Altissima definizione

Si legge nella sempre più sottile sezione delle buone notizie del Grande Notiziario Mondiale, che il cinema Fulgor di Rimini, celebrato da Federico Fellini in quanto sala in cui, bambino, vide il suo primo film (“Maciste all’inferno”, 1926), torna all’antico splendore: riaprirà i battenti dopo un lungo restauro, ospiterà parte del museo dedicato al grande regista e tanto per incominciare ha ricevuto la visita del presidente del Consiglio Paolo Gentiloni il quale, a quando dicono, ha una certa esperienza come controfigura.
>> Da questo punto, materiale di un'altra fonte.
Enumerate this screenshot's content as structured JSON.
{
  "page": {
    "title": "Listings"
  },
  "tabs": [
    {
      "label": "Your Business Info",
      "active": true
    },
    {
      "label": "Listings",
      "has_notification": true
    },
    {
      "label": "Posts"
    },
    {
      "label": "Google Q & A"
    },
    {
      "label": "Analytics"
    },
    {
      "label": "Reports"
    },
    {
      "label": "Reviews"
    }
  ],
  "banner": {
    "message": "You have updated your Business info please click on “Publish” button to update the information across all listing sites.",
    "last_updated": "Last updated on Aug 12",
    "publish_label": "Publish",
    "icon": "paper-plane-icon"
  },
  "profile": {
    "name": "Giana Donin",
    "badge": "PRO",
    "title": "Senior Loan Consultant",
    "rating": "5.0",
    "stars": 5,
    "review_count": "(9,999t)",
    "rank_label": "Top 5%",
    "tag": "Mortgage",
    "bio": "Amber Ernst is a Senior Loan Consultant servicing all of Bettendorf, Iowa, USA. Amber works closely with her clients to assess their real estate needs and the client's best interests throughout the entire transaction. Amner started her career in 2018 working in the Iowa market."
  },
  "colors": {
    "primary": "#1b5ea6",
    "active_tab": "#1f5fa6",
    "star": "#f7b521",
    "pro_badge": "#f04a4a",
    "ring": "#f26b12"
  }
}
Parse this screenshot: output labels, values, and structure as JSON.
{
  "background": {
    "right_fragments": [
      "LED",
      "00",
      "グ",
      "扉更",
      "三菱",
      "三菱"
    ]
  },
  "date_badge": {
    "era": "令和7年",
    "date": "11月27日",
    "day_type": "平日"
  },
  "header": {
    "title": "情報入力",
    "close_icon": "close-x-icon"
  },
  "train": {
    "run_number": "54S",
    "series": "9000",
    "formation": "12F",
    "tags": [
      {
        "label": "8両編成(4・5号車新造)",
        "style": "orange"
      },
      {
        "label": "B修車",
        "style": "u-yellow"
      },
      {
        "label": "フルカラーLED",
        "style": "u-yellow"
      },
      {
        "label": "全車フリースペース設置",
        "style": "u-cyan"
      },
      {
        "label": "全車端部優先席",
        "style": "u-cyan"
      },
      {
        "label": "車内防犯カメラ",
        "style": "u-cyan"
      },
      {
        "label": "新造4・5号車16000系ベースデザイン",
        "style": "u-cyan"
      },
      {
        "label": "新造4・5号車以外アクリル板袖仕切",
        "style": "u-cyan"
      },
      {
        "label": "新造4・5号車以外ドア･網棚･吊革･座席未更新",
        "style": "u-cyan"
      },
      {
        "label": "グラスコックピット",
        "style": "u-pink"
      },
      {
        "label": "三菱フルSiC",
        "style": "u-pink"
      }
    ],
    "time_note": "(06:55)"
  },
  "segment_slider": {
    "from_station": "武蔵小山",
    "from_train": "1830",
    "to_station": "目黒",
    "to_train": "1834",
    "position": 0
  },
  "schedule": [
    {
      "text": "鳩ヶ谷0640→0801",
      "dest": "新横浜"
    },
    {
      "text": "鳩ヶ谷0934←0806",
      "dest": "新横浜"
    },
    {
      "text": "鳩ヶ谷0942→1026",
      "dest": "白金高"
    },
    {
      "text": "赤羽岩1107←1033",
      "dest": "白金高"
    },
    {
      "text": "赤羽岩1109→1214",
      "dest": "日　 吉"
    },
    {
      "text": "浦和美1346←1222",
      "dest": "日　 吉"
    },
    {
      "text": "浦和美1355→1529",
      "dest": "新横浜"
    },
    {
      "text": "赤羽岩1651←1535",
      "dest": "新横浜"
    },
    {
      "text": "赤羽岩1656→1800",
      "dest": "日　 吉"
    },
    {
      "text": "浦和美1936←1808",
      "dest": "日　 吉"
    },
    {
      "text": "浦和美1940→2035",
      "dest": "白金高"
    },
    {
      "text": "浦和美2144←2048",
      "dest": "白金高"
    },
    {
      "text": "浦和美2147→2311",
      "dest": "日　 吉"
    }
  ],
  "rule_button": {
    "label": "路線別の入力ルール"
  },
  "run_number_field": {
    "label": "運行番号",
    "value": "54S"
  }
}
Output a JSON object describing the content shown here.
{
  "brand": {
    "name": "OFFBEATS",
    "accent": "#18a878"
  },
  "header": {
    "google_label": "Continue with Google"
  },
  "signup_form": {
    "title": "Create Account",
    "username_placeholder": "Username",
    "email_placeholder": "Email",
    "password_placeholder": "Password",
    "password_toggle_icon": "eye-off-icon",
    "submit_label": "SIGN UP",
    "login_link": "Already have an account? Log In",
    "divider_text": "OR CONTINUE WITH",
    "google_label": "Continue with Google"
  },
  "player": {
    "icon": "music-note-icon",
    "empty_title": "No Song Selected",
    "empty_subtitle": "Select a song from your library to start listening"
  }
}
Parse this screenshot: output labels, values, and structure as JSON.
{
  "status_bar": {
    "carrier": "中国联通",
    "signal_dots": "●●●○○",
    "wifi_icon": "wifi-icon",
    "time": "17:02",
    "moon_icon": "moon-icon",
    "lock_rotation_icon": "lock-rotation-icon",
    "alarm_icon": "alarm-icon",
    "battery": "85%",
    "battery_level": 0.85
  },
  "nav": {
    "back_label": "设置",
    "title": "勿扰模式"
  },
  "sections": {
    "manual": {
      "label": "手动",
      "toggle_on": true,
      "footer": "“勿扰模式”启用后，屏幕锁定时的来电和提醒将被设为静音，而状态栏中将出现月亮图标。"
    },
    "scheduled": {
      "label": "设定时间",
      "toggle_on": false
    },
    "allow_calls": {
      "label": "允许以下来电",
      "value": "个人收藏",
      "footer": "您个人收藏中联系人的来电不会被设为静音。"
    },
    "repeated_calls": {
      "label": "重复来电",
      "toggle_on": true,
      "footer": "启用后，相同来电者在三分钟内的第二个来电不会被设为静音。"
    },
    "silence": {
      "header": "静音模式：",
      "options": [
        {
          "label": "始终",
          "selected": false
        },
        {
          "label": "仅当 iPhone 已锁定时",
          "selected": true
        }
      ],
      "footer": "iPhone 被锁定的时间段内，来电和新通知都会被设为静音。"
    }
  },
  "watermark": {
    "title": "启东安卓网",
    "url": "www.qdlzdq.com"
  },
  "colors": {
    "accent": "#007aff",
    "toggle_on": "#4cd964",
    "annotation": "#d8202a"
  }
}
Notizia buona perché pur ammettendo come inevitabile - e in qualche caso auspicabile - il progresso che ha cambiato radicalmente il nostro modo di fruire del cinema e della televisione, qualsiasi sforzo per preservare la memoria di “quel cinema”, vale a dire di quell’esperienza cinematografica, è senz’altro benemerito.

Il mio primo film al cinema, sia aggiunto al Verbale delle Dichiarazioni Inutili, fu “Un maggiolino tutto matto”, l’anno di proiezione il 1969.

Perché “Maciste all’inferno” abbia fatto di Fellini un Fellini e il “Maggiolino” non altrettanto di uno Schiani, è un mistero. Sono però convinto che in entrambi i casi sia scattata una profonda fascinazione per quella magia fatta metà di carne e metà di etere, per lo spettacolo delle grandi figure sullo schermo e per quello delle piccole sagome sedute in platea, per due ore sballottate sulle montagne russe di emozioni perfettamente infantili. Un’immagine che l’Alta Definizione non riuscirà mai a mettere a fuoco.